JOURNOLIBERTA - Toilet gender netral telah menjadi perbincangan hangat di masyarakat setelah publik figure Daniel Mananta mengungkapkan pengalamannya dalam mencari sekolah internasional untuk anaknya. Salah satu sekolah internasional telah membangun toilet gender netral sebagai respons terhadap kebutuhan siswa yang tidak ingin atau tidak memilih identitas gender sebagai laki-laki atau perempuan.
Urusan toilet sebetulnya sudah diatur oleh Kementerian Pendidikan, Kebudayaan, Riset, dan Teknologi (Kemendikbud Ristek) melalui Peraturan Menteri Pendidikan Nasional (Permendiknas) Nomor 24 Tahun 2007 tentang Standar Sarana dan Prasarana untuk SD/MI, SMP/MTs, dan SMA/MA. Dalam aturan tersebut, toilet dibangun untuk toilet laki-laki, perempuan dan para guru.
Menanggapi hal tersebut, Dosen Fakultas Ilmu Tarbiyah dan Keguruan, Ridholloh mengungkapkan setiap negara tentu memiliki visi dan misi yang berbeda dengan negara lainnya. Di Indonesia, Permasalahan tentang Pendidikan formal berada di bawah naungan Kemendikbud.
“Dengan adanya aturan Kemendikbud, seharusnya sekolah yang didirikan secara resmi di Indonesia harus memenuhi syarat yang telah disusun oleh Kemendikbud. Salah satu standar mutu dalam sarana dan prasarana sekolah adalah kamar mandi,” ujar Ridholloh, via WhatsApp, Selasa (22/8).
Ridholloh menambahkan, dengan adanya toilet gender di lingkungan sekolah justru meningkatkan risiko pelecehan seksual, karena korban tidak akan bisa berbuat banyak karena dirinya masuk toilet yang memang untuk gender yang mereka anggap netral.
“Bisa kita bayangkan seandainya toilet gender itu dibuka, lalu ada laki-laki yang menyamar sebagai trans agar bisa mengakses ruang tersebut, lalu sebaliknya, toilet biner justru menolong perempuan agar lebih cepat mengidentifikasi bilamana ada laki-laki yang masuk, ” ujarnya lebih lanjut.

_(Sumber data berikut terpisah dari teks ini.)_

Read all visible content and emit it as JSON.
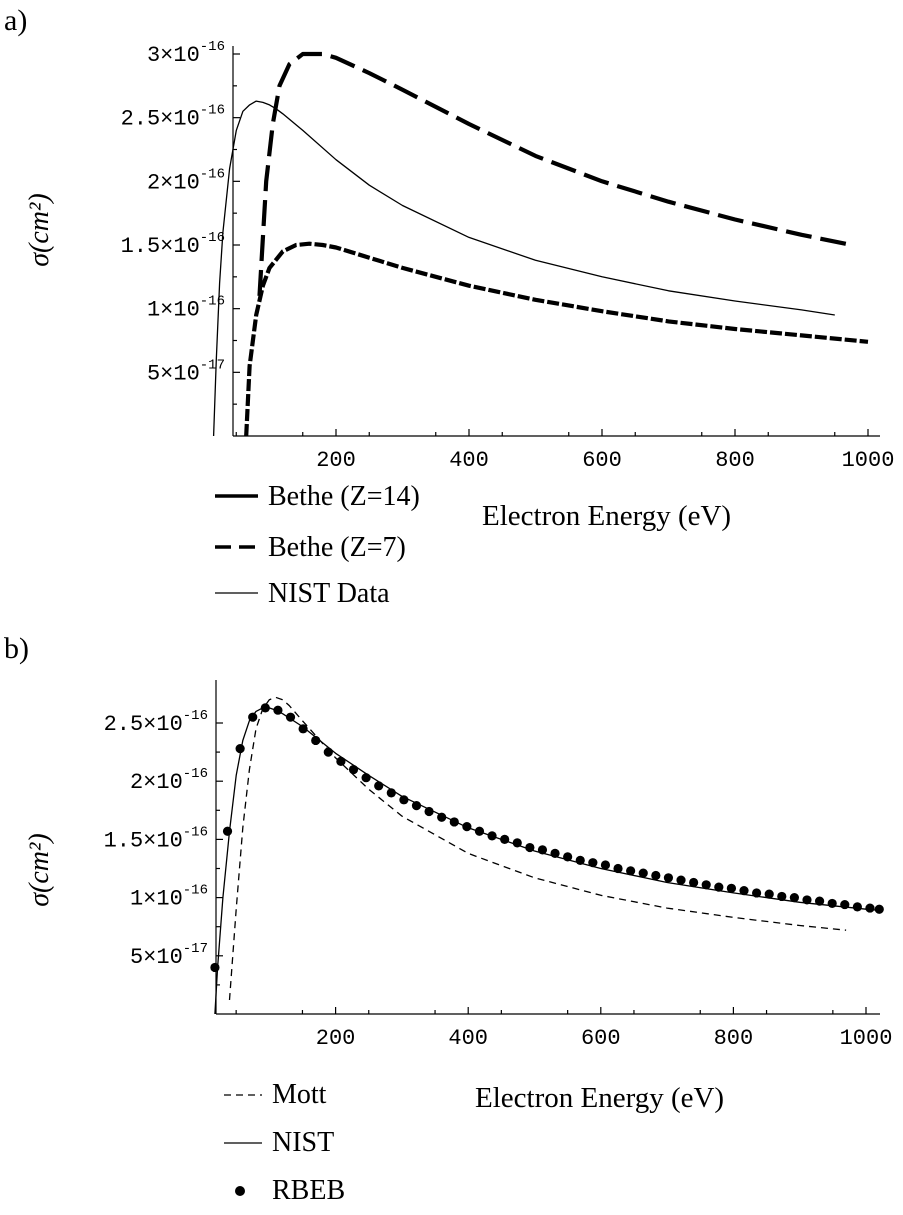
{
  "chart_data": [
    {
      "panel": "a)",
      "type": "line",
      "xlabel": "Electron Energy (eV)",
      "ylabel": "σ(cm²)",
      "xlim": [
        0,
        1000
      ],
      "ylim": [
        0,
        3.1e-16
      ],
      "x_ticks": [
        "200",
        "400",
        "600",
        "800",
        "1000"
      ],
      "x_tick_values": [
        200,
        400,
        600,
        800,
        1000
      ],
      "y_ticks": [
        {
          "value": 5e-17,
          "mant": "5×10",
          "exp": "-17"
        },
        {
          "value": 1e-16,
          "mant": "1×10",
          "exp": "-16"
        },
        {
          "value": 1.5e-16,
          "mant": "1.5×10",
          "exp": "-16"
        },
        {
          "value": 2e-16,
          "mant": "2×10",
          "exp": "-16"
        },
        {
          "value": 2.5e-16,
          "mant": "2.5×10",
          "exp": "-16"
        },
        {
          "value": 3e-16,
          "mant": "3×10",
          "exp": "-16"
        }
      ],
      "series": [
        {
          "name": "Bethe (Z=14)",
          "style": "thick-dash-short",
          "x": [
            65,
            70,
            80,
            90,
            100,
            120,
            140,
            160,
            180,
            200,
            250,
            300,
            400,
            500,
            600,
            700,
            800,
            900,
            1000
          ],
          "y": [
            0,
            5.5e-17,
            9.5e-17,
            1.18e-16,
            1.32e-16,
            1.45e-16,
            1.5e-16,
            1.51e-16,
            1.5e-16,
            1.48e-16,
            1.4e-16,
            1.32e-16,
            1.18e-16,
            1.07e-16,
            9.8e-17,
            9e-17,
            8.4e-17,
            7.9e-17,
            7.4e-17
          ]
        },
        {
          "name": "Bethe (Z=7)",
          "style": "thick-dash-long",
          "x": [
            85,
            95,
            105,
            115,
            130,
            150,
            180,
            200,
            250,
            300,
            400,
            500,
            600,
            700,
            800,
            900,
            975
          ],
          "y": [
            1.1e-16,
            2e-16,
            2.45e-16,
            2.75e-16,
            2.92e-16,
            3e-16,
            3e-16,
            2.97e-16,
            2.85e-16,
            2.72e-16,
            2.45e-16,
            2.2e-16,
            2e-16,
            1.84e-16,
            1.7e-16,
            1.58e-16,
            1.5e-16
          ]
        },
        {
          "name": "NIST Data",
          "style": "thin-solid",
          "x": [
            16,
            20,
            25,
            30,
            40,
            50,
            60,
            70,
            80,
            90,
            100,
            110,
            120,
            150,
            200,
            250,
            300,
            400,
            500,
            600,
            700,
            800,
            900,
            950
          ],
          "y": [
            0,
            6e-17,
            1.2e-16,
            1.6e-16,
            2.1e-16,
            2.4e-16,
            2.55e-16,
            2.6e-16,
            2.63e-16,
            2.62e-16,
            2.6e-16,
            2.57e-16,
            2.53e-16,
            2.4e-16,
            2.17e-16,
            1.97e-16,
            1.81e-16,
            1.56e-16,
            1.38e-16,
            1.25e-16,
            1.14e-16,
            1.06e-16,
            9.9e-17,
            9.5e-17
          ]
        }
      ],
      "legend": [
        "Bethe (Z=14)",
        "Bethe (Z=7)",
        "NIST Data"
      ]
    },
    {
      "panel": "b)",
      "type": "line",
      "xlabel": "Electron Energy (eV)",
      "ylabel": "σ(cm²)",
      "xlim": [
        0,
        1000
      ],
      "ylim": [
        0,
        2.75e-16
      ],
      "x_ticks": [
        "200",
        "400",
        "600",
        "800",
        "1000"
      ],
      "x_tick_values": [
        200,
        400,
        600,
        800,
        1000
      ],
      "y_ticks": [
        {
          "value": 5e-17,
          "mant": "5×10",
          "exp": "-17"
        },
        {
          "value": 1e-16,
          "mant": "1×10",
          "exp": "-16"
        },
        {
          "value": 1.5e-16,
          "mant": "1.5×10",
          "exp": "-16"
        },
        {
          "value": 2e-16,
          "mant": "2×10",
          "exp": "-16"
        },
        {
          "value": 2.5e-16,
          "mant": "2.5×10",
          "exp": "-16"
        }
      ],
      "series": [
        {
          "name": "Mott",
          "style": "thin-dash",
          "x": [
            40,
            50,
            60,
            70,
            80,
            90,
            100,
            110,
            120,
            130,
            150,
            200,
            250,
            300,
            400,
            500,
            600,
            700,
            800,
            900,
            970
          ],
          "y": [
            1.2e-17,
            9e-17,
            1.6e-16,
            2.1e-16,
            2.45e-16,
            2.62e-16,
            2.7e-16,
            2.72e-16,
            2.7e-16,
            2.65e-16,
            2.52e-16,
            2.2e-16,
            1.93e-16,
            1.7e-16,
            1.38e-16,
            1.17e-16,
            1.02e-16,
            9.1e-17,
            8.3e-17,
            7.6e-17,
            7.2e-17
          ]
        },
        {
          "name": "NIST",
          "style": "thin-solid",
          "x": [
            18,
            22,
            30,
            40,
            50,
            60,
            70,
            80,
            90,
            100,
            110,
            120,
            150,
            200,
            250,
            300,
            400,
            500,
            600,
            700,
            800,
            900,
            1000,
            1020
          ],
          "y": [
            0,
            4e-17,
            1e-16,
            1.57e-16,
            2.05e-16,
            2.35e-16,
            2.52e-16,
            2.6e-16,
            2.63e-16,
            2.63e-16,
            2.61e-16,
            2.58e-16,
            2.47e-16,
            2.24e-16,
            2.05e-16,
            1.87e-16,
            1.6e-16,
            1.4e-16,
            1.25e-16,
            1.13e-16,
            1.04e-16,
            9.6e-17,
            9e-17,
            8.9e-17
          ]
        },
        {
          "name": "RBEB",
          "style": "markers",
          "x": [
            18,
            37,
            56,
            75,
            94,
            113,
            132,
            151,
            170,
            189,
            208,
            227,
            246,
            265,
            284,
            303,
            322,
            341,
            360,
            379,
            398,
            417,
            436,
            455,
            474,
            493,
            512,
            531,
            550,
            569,
            588,
            607,
            626,
            645,
            664,
            683,
            702,
            721,
            740,
            759,
            778,
            797,
            816,
            835,
            854,
            873,
            892,
            911,
            930,
            949,
            968,
            987,
            1006,
            1020
          ],
          "y": [
            4e-17,
            1.57e-16,
            2.28e-16,
            2.55e-16,
            2.63e-16,
            2.61e-16,
            2.55e-16,
            2.45e-16,
            2.35e-16,
            2.25e-16,
            2.17e-16,
            2.1e-16,
            2.03e-16,
            1.96e-16,
            1.9e-16,
            1.84e-16,
            1.79e-16,
            1.74e-16,
            1.69e-16,
            1.65e-16,
            1.61e-16,
            1.57e-16,
            1.53e-16,
            1.5e-16,
            1.47e-16,
            1.43e-16,
            1.41e-16,
            1.38e-16,
            1.35e-16,
            1.32e-16,
            1.3e-16,
            1.28e-16,
            1.25e-16,
            1.23e-16,
            1.21e-16,
            1.19e-16,
            1.17e-16,
            1.15e-16,
            1.13e-16,
            1.11e-16,
            1.09e-16,
            1.08e-16,
            1.06e-16,
            1.04e-16,
            1.03e-16,
            1.01e-16,
            1e-16,
            9.8e-17,
            9.7e-17,
            9.5e-17,
            9.4e-17,
            9.2e-17,
            9.1e-17,
            9e-17
          ]
        }
      ],
      "legend": [
        "Mott",
        "NIST",
        "RBEB"
      ]
    }
  ]
}
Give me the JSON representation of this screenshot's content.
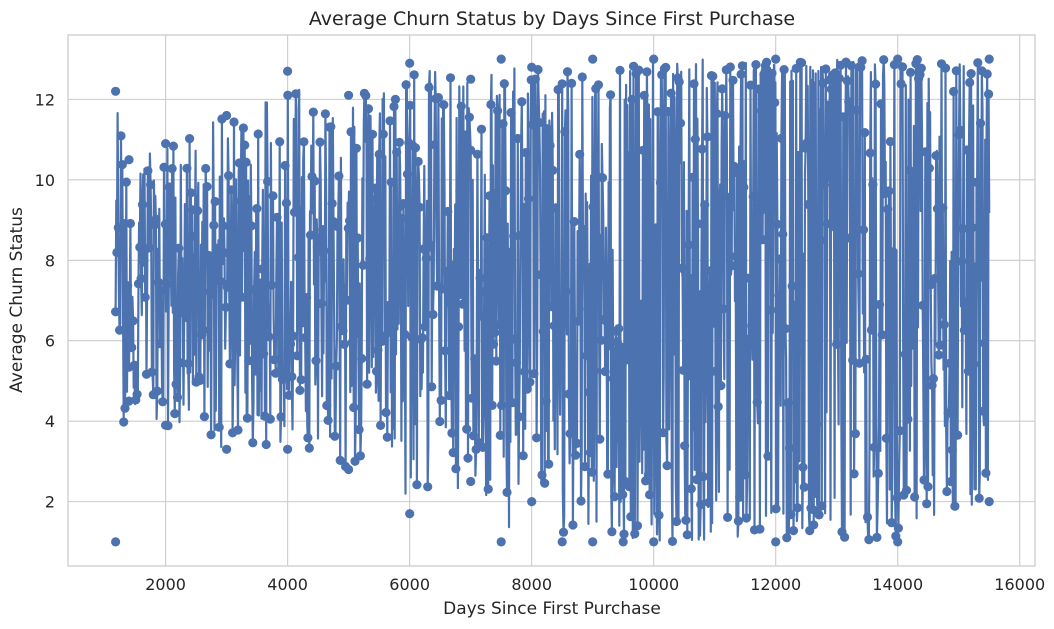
{
  "chart_data": {
    "type": "line",
    "title": "Average Churn Status by Days Since First Purchase",
    "xlabel": "Days Since First Purchase",
    "ylabel": "Average Churn Status",
    "xlim": [
      400,
      16250
    ],
    "ylim": [
      0.4,
      13.6
    ],
    "xticks": [
      2000,
      4000,
      6000,
      8000,
      10000,
      12000,
      14000,
      16000
    ],
    "yticks": [
      2,
      4,
      6,
      8,
      10,
      12
    ],
    "xtick_labels": [
      "2000",
      "4000",
      "6000",
      "8000",
      "10000",
      "12000",
      "14000",
      "16000"
    ],
    "ytick_labels": [
      "2",
      "4",
      "6",
      "8",
      "10",
      "12"
    ],
    "grid": true,
    "legend": "none",
    "colors": {
      "series": "#4c72b0",
      "grid": "#cccccc",
      "frame": "#cccccc",
      "text": "#262626",
      "background": "#ffffff"
    },
    "series": [
      {
        "marker": "circle",
        "x_range": [
          1180,
          15500
        ],
        "note_values": "approximate envelope of the dense oscillating series read from the plot",
        "upper_envelope": [
          [
            1180,
            12.2
          ],
          [
            1400,
            10.5
          ],
          [
            2000,
            10.9
          ],
          [
            3000,
            11.6
          ],
          [
            4000,
            12.7
          ],
          [
            5000,
            12.1
          ],
          [
            6000,
            12.9
          ],
          [
            7000,
            12.5
          ],
          [
            7500,
            13.0
          ],
          [
            8000,
            12.8
          ],
          [
            9000,
            13.0
          ],
          [
            10000,
            13.0
          ],
          [
            12000,
            13.0
          ],
          [
            14000,
            13.0
          ],
          [
            15500,
            13.0
          ]
        ],
        "lower_envelope": [
          [
            1180,
            1.0
          ],
          [
            1400,
            4.5
          ],
          [
            2000,
            3.9
          ],
          [
            3000,
            3.3
          ],
          [
            4000,
            3.3
          ],
          [
            5000,
            2.8
          ],
          [
            6000,
            1.7
          ],
          [
            7000,
            2.5
          ],
          [
            7500,
            1.0
          ],
          [
            8000,
            2.0
          ],
          [
            8500,
            1.0
          ],
          [
            9000,
            1.0
          ],
          [
            9500,
            1.0
          ],
          [
            10000,
            1.0
          ],
          [
            12000,
            1.0
          ],
          [
            14000,
            1.0
          ],
          [
            15500,
            2.0
          ]
        ],
        "typical_band": [
          [
            1200,
            5.5,
            9.5
          ],
          [
            4000,
            5.0,
            10.0
          ],
          [
            7000,
            4.0,
            11.0
          ],
          [
            10000,
            2.5,
            12.0
          ],
          [
            13000,
            2.0,
            12.5
          ],
          [
            15500,
            3.0,
            12.0
          ]
        ]
      }
    ]
  }
}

Ridholloh mengungkapkan, secara psikologis, adanya toilet netral ini akan semakin menguatkan isu bahwa trans adalah hal yang normal. Tentu hal ini melanggar fitrah manusia, karena hanya ada dua jenis kelamin yang Tuhan berikan kepada umat manusia sejak lahir yaitu laki-laki dan perempuan.
“Upaya untuk merubah orientasi seksual justru malah berbahaya. Toilet netral justru akan membuat kerugian karena akan membuat malu orang yang akan menggunakannya,” ungkapnya.
Lebih lanjut, Ridholloh mengatakan, tidak ada manfaat yang secara jelas dan terukur bahwa toilet netral itu benar-benar memiliki dampak positif penggunaanya di Indonesia yg memiliki nilai religiusitas dan tingkat penghargaan yang tinggi terhadap norma budaya adat istiadat.
“Tidak ada cara untuk mengurangi potensi dampak negatif dari adanya toilet netral selain tidak membuka peluang itu sedikitpun alias kembali kepada aturan yang ada yaitu toilet biner,” kata Ridholloh.
Menurutnya, sekolah sudah seharusnya menjadi tempat untuk membimbing mengarahkan siswanya agar sesuai dengan kodrat Ilahi. Menjadi insan yang berprestasi dan juga memiliki budi pekerti yang baik sesuai dengan kaidah dan norma yang berlaku di sekitarnya.
“Bila ada siswa yang mengaku trans, maka sudah seharusnya pihak sekolah membantu agar kembali pada fitrahnya baik laki-laki atau perempuan. Bukan justu menormalisasikannya dengan alasan hak asasi manusia,” pungkasnya.